For regular long-time readers of The Tribune this is a follow-up story — a sequel of sorts.
So if the beginning seems like old news, bear with me as I introduce new readers to my friend, Dinah Belleau.
When I first wrote (in 2007) about Belleau — a strong, hard-working Secwepemc woman (with a truly green thumb) she had made some changes in her life and was using her skill (and love) for growing things in the position of head-gardener for the Esketemc First Nation community-garden. Dinah, born and raised at Esk’et, had lived away for many years before returning home (to Alkali Lake).
In her daily job as the head-gardener Belleau nurtured not just a garden, but a generation of young people as she (a respected elder) imparted many useful lessons in what was necessary to make things grow and flourish as the group worked together from planting through to harvest.
Belleau’s stature as an able-gardener became more commonly known when my story, about her, was included in the 2009 publication (Caitlin Press) of a collection of women’s stories about women from all walks of life.
The book (edited by former Tribune reporter Sage Birchwater) is titled: Gumption & Grit: Women of the Cariboo-Chilcotin.
The story was first printed by this newspaper (June 2007 issue of Casual Country) and in it, Belleau is quoted as saying, “I told them I’m going to retire — this is my last year!”
I stated, at the time, that I didn’t really believe she would do that, as her love for the garden was obvious and unwavering.
I have to say, “I told you so.” I was right — Belleau hasn’t retired!
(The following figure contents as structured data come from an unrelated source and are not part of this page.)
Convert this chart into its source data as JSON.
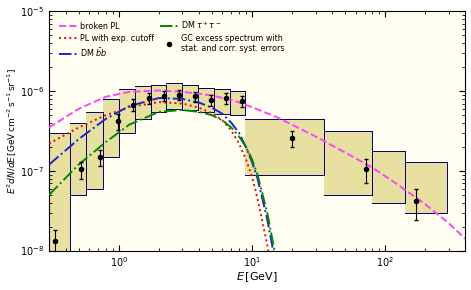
{
  "xlim": [
    0.3,
    400
  ],
  "ylim": [
    1e-08,
    1e-05
  ],
  "xlabel": "$E\\,[\\mathrm{GeV}]$",
  "ylabel": "$E^2dN/dE\\,[\\mathrm{GeV\\,cm^{-2}\\,s^{-1}\\,sr^{-1}}]$",
  "background_color": "#fffef0",
  "shaded_color": "#e8e0a0",
  "border_color": "#000066",
  "data_points": {
    "E": [
      0.33,
      0.52,
      0.72,
      0.98,
      1.28,
      1.68,
      2.18,
      2.85,
      3.75,
      4.9,
      6.4,
      8.4,
      20.0,
      72.0,
      170.0
    ],
    "y": [
      1.3e-08,
      1.05e-07,
      1.5e-07,
      4.2e-07,
      6.8e-07,
      8.2e-07,
      8.8e-07,
      9e-07,
      8.6e-07,
      7.8e-07,
      8.2e-07,
      7.5e-07,
      2.6e-07,
      1.05e-07,
      4.2e-08
    ],
    "yerr_lo": [
      5e-09,
      2.5e-08,
      3.5e-08,
      9e-08,
      1.2e-07,
      1.2e-07,
      1.2e-07,
      1.2e-07,
      1.2e-07,
      1.2e-07,
      1.2e-07,
      1.2e-07,
      6e-08,
      3.5e-08,
      1.8e-08
    ],
    "yerr_hi": [
      5e-09,
      2.5e-08,
      3.5e-08,
      9e-08,
      1.2e-07,
      1.2e-07,
      1.2e-07,
      1.2e-07,
      1.2e-07,
      1.2e-07,
      1.2e-07,
      1.2e-07,
      6e-08,
      3.5e-08,
      1.8e-08
    ]
  },
  "syst_band_edges": [
    0.3,
    0.43,
    0.57,
    0.76,
    1.0,
    1.32,
    1.74,
    2.28,
    3.0,
    3.94,
    5.17,
    6.79,
    8.91,
    35.0,
    80.0,
    140.0,
    290.0
  ],
  "syst_y_lo": [
    5e-09,
    5e-08,
    6e-08,
    1.5e-07,
    3e-07,
    4.5e-07,
    5.5e-07,
    6e-07,
    5.8e-07,
    5.5e-07,
    5.2e-07,
    5e-07,
    9e-08,
    5e-08,
    4e-08,
    3e-08,
    3e-08
  ],
  "syst_y_hi": [
    3e-07,
    4e-07,
    5.5e-07,
    8e-07,
    1.05e-06,
    1.15e-06,
    1.2e-06,
    1.25e-06,
    1.18e-06,
    1.1e-06,
    1.05e-06,
    1e-06,
    4.5e-07,
    3.2e-07,
    1.8e-07,
    1.3e-07,
    1.3e-07
  ],
  "broken_pl_E": [
    0.3,
    0.5,
    0.8,
    1.2,
    2.0,
    3.0,
    4.0,
    5.0,
    7.0,
    10.0,
    15.0,
    20.0,
    30.0,
    50.0,
    80.0,
    120.0,
    200.0,
    300.0,
    400.0
  ],
  "broken_pl_y": [
    3.5e-07,
    6e-07,
    8.5e-07,
    9.8e-07,
    1.02e-06,
    9.8e-07,
    9.3e-07,
    8.8e-07,
    7.8e-07,
    6.3e-07,
    4.8e-07,
    3.8e-07,
    2.7e-07,
    1.7e-07,
    1.1e-07,
    7e-08,
    3.8e-08,
    2.2e-08,
    1.4e-08
  ],
  "broken_pl_color": "#ff44ff",
  "pl_cutoff_E": [
    0.3,
    0.5,
    0.8,
    1.2,
    2.0,
    3.0,
    4.0,
    5.0,
    6.0,
    7.0,
    8.0,
    9.0,
    10.0,
    11.0,
    13.0,
    16.0
  ],
  "pl_cutoff_y": [
    2.2e-07,
    3.5e-07,
    5e-07,
    6.3e-07,
    7.3e-07,
    7e-07,
    6.2e-07,
    5.3e-07,
    4.3e-07,
    3.2e-07,
    2.2e-07,
    1.4e-07,
    8.5e-08,
    4.5e-08,
    1.2e-08,
    1.5e-09
  ],
  "pl_cutoff_color": "#dd1100",
  "dm_bb_E": [
    0.3,
    0.5,
    0.8,
    1.2,
    2.0,
    3.0,
    4.0,
    5.0,
    6.0,
    7.0,
    8.0,
    9.0,
    10.0,
    11.0,
    13.0,
    16.0,
    19.0
  ],
  "dm_bb_y": [
    1.2e-07,
    2.5e-07,
    4.5e-07,
    6.5e-07,
    8.2e-07,
    8e-07,
    7.2e-07,
    6.2e-07,
    5.2e-07,
    4e-07,
    3e-07,
    2e-07,
    1.3e-07,
    8e-08,
    2.5e-08,
    4e-09,
    4e-10
  ],
  "dm_bb_color": "#2222cc",
  "dm_tau_E": [
    0.3,
    0.5,
    0.8,
    1.2,
    2.0,
    3.0,
    4.0,
    5.0,
    6.0,
    7.0,
    8.0,
    9.0,
    10.0,
    11.0,
    13.0,
    16.0,
    19.0
  ],
  "dm_tau_y": [
    5e-08,
    1.2e-07,
    2.3e-07,
    3.8e-07,
    5.5e-07,
    5.8e-07,
    5.5e-07,
    5e-07,
    4.3e-07,
    3.5e-07,
    2.7e-07,
    2e-07,
    1.4e-07,
    9e-08,
    3e-08,
    5e-09,
    4e-10
  ],
  "dm_tau_color": "#008800",
  "legend_entries": [
    {
      "label": "broken PL",
      "color": "#ff44ff",
      "ls": "--"
    },
    {
      "label": "PL with exp. cutoff",
      "color": "#dd1100",
      "ls": ":"
    },
    {
      "label": "DM $\\bar{b}b$",
      "color": "#2222cc",
      "ls": "-."
    },
    {
      "label": "DM $\\tau^+\\tau^-$",
      "color": "#008800",
      "ls": "-."
    },
    {
      "label": "GC excess spectrum with\nstat. and corr. syst. errors",
      "color": "black",
      "ls": "none",
      "marker": "o"
    }
  ]
}
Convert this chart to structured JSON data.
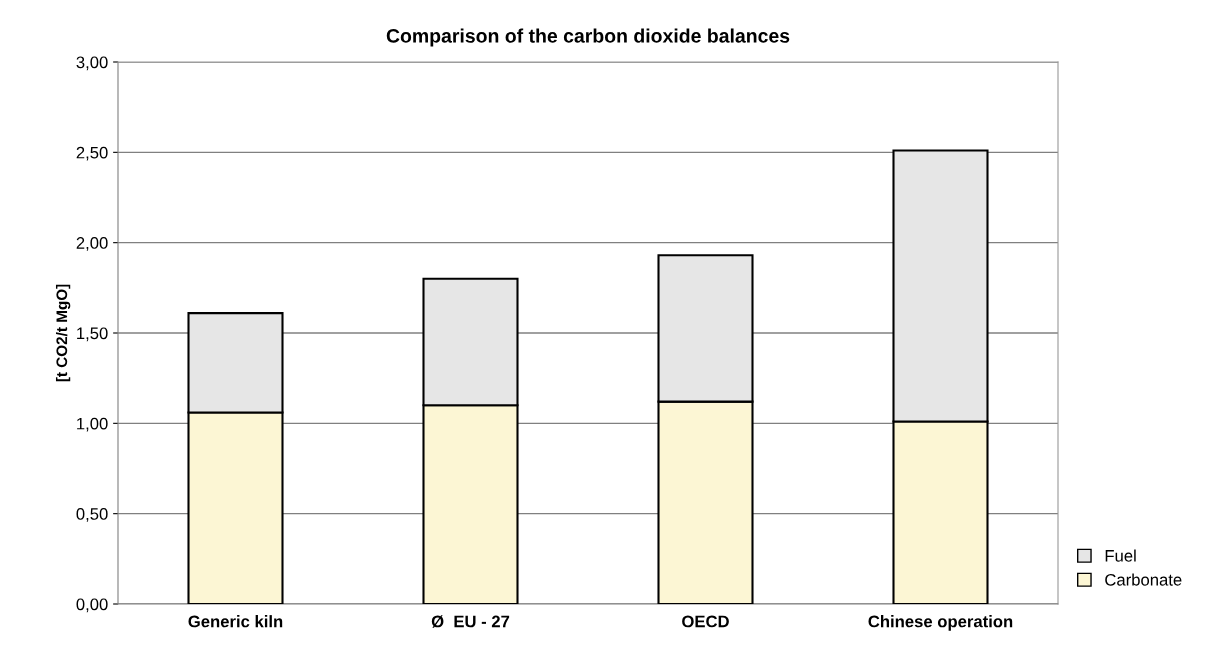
{
  "chart_data": {
    "type": "bar",
    "title": "Comparison of the carbon dioxide balances",
    "ylabel": "[t CO2/t MgO]",
    "categories": [
      "Generic kiln",
      "Ø  EU - 27",
      "OECD",
      "Chinese operation"
    ],
    "series": [
      {
        "name": "Carbonate",
        "color": "#fcf6d4",
        "values": [
          1.06,
          1.1,
          1.12,
          1.01
        ]
      },
      {
        "name": "Fuel",
        "color": "#e6e6e6",
        "values": [
          0.55,
          0.7,
          0.81,
          1.5
        ]
      }
    ],
    "stacked": true,
    "ylim": [
      0,
      3
    ],
    "yticks": [
      {
        "value": 0,
        "label": "0,00"
      },
      {
        "value": 0.5,
        "label": "0,50"
      },
      {
        "value": 1,
        "label": "1,00"
      },
      {
        "value": 1.5,
        "label": "1,50"
      },
      {
        "value": 2,
        "label": "2,00"
      },
      {
        "value": 2.5,
        "label": "2,50"
      },
      {
        "value": 3,
        "label": "3,00"
      }
    ],
    "grid": "y",
    "legend": "bottom right"
  }
}
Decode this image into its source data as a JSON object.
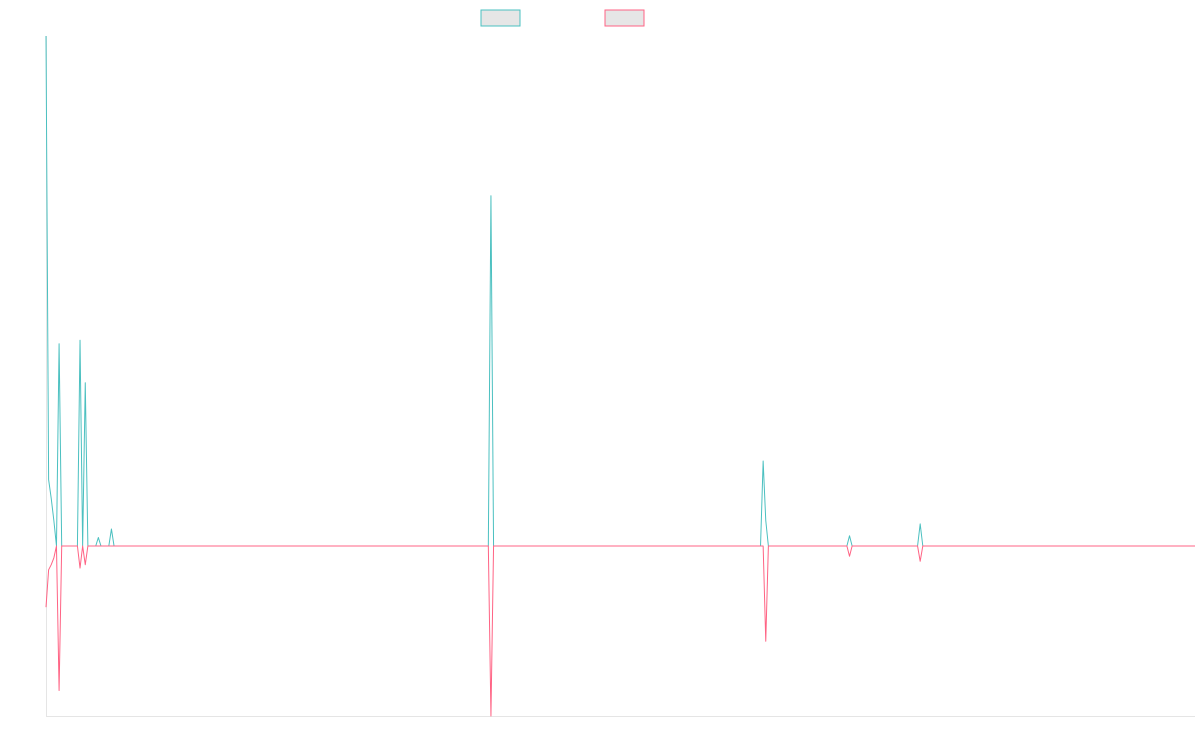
{
  "chart_data": {
    "type": "line",
    "title": "",
    "xlabel": "",
    "ylabel": "",
    "grid": false,
    "legend": {
      "position": "top-center",
      "labels_visible": false
    },
    "colors": {
      "series_1": "#4bc0c0",
      "series_2": "#ff6384",
      "axis": "#e5e5e5",
      "legend_fill": "#e6e6e6"
    },
    "x_count": 440,
    "y_range": [
      -100,
      300
    ],
    "series": [
      {
        "color": "#4bc0c0",
        "fill": "#e6e6e6",
        "default_value": 0,
        "points": [
          [
            0,
            300
          ],
          [
            1,
            39
          ],
          [
            2,
            28
          ],
          [
            3,
            15
          ],
          [
            4,
            0
          ],
          [
            5,
            119
          ],
          [
            6,
            0
          ],
          [
            12,
            0
          ],
          [
            13,
            121
          ],
          [
            14,
            0
          ],
          [
            15,
            96
          ],
          [
            16,
            0
          ],
          [
            19,
            0
          ],
          [
            20,
            5
          ],
          [
            21,
            0
          ],
          [
            24,
            0
          ],
          [
            25,
            10
          ],
          [
            26,
            0
          ],
          [
            169,
            0
          ],
          [
            170,
            206
          ],
          [
            171,
            0
          ],
          [
            273,
            0
          ],
          [
            274,
            50
          ],
          [
            275,
            15
          ],
          [
            276,
            0
          ],
          [
            306,
            0
          ],
          [
            307,
            6
          ],
          [
            308,
            0
          ],
          [
            333,
            0
          ],
          [
            334,
            13
          ],
          [
            335,
            0
          ]
        ]
      },
      {
        "color": "#ff6384",
        "fill": "#e6e6e6",
        "default_value": 0,
        "points": [
          [
            0,
            -36
          ],
          [
            1,
            -14
          ],
          [
            2,
            -11
          ],
          [
            3,
            -7
          ],
          [
            4,
            0
          ],
          [
            5,
            -85
          ],
          [
            6,
            0
          ],
          [
            12,
            0
          ],
          [
            13,
            -13
          ],
          [
            14,
            0
          ],
          [
            15,
            -11
          ],
          [
            16,
            0
          ],
          [
            169,
            0
          ],
          [
            170,
            -100
          ],
          [
            171,
            0
          ],
          [
            274,
            0
          ],
          [
            275,
            -56
          ],
          [
            276,
            0
          ],
          [
            306,
            0
          ],
          [
            307,
            -6
          ],
          [
            308,
            0
          ],
          [
            333,
            0
          ],
          [
            334,
            -9
          ],
          [
            335,
            0
          ]
        ]
      }
    ]
  }
}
Oh, she collects her old-age (she’s not old) security, but the Esketemc First Nation garden is flourishing once again (in the late summer of 2011) under the watchful eye and the green thumb of the master-gardener, Belleau, who still works as hard (physically) as ever.
One of the rookie-gardeners working with Belleau in that summer of 2007 was Mary Daniels, who was enjoying her second season in the garden patch. It was evident from her enthusiasm and work-ethic that the garden-work wasn’t just a job to Mary.
This year a funding shortfall meant less employees and shorter working-hours, but Daniels is there, now in her sixth consecutive summer working in the massive garden. Daniels is a diminutive lady who does not reach the five-foot mark on a tape measure and she is outweighed by a 100-pound sack of potatoes. In defiance of her tiny stature she shows great strength as she manoeuvres huge, heavy wheel barrow-loads of potatoes through the soft garden soil to the garden-perimeter. It is hard work, but Daniels is happy as she completes the arduous task.
Each spring, as Belleau places the seed order, she mixes the old with some new, often trying new varieties of old familiar garden plants.
She calls my attention (with a nod of her head as she’s washing potatoes) to a bed of cabbage just behind us, over her left shoulder, “What do you think of that? I ordered ‘flat cabbage’ seed and look at them, they’re huge and definitely flat, but they seem a bit loosely formed and soft compared to a normal (round) head of cabbage. I don’t know how they’re going to taste or keep.”
I look, and sure enough the cabbages are pancake-flat, albeit considerably thicker than any pancake I’ve ever eaten. I’ll have to try one.
Unafraid of hard work and a willingness to try something new are just part of what keeps Belleau mobile and still working. She’s got grit and gumption; you won’t find her parked in her Lazy-Boy (very often), more likely out berry picking, attending a gathering or a powwow or just cruising around her community on her bicycle.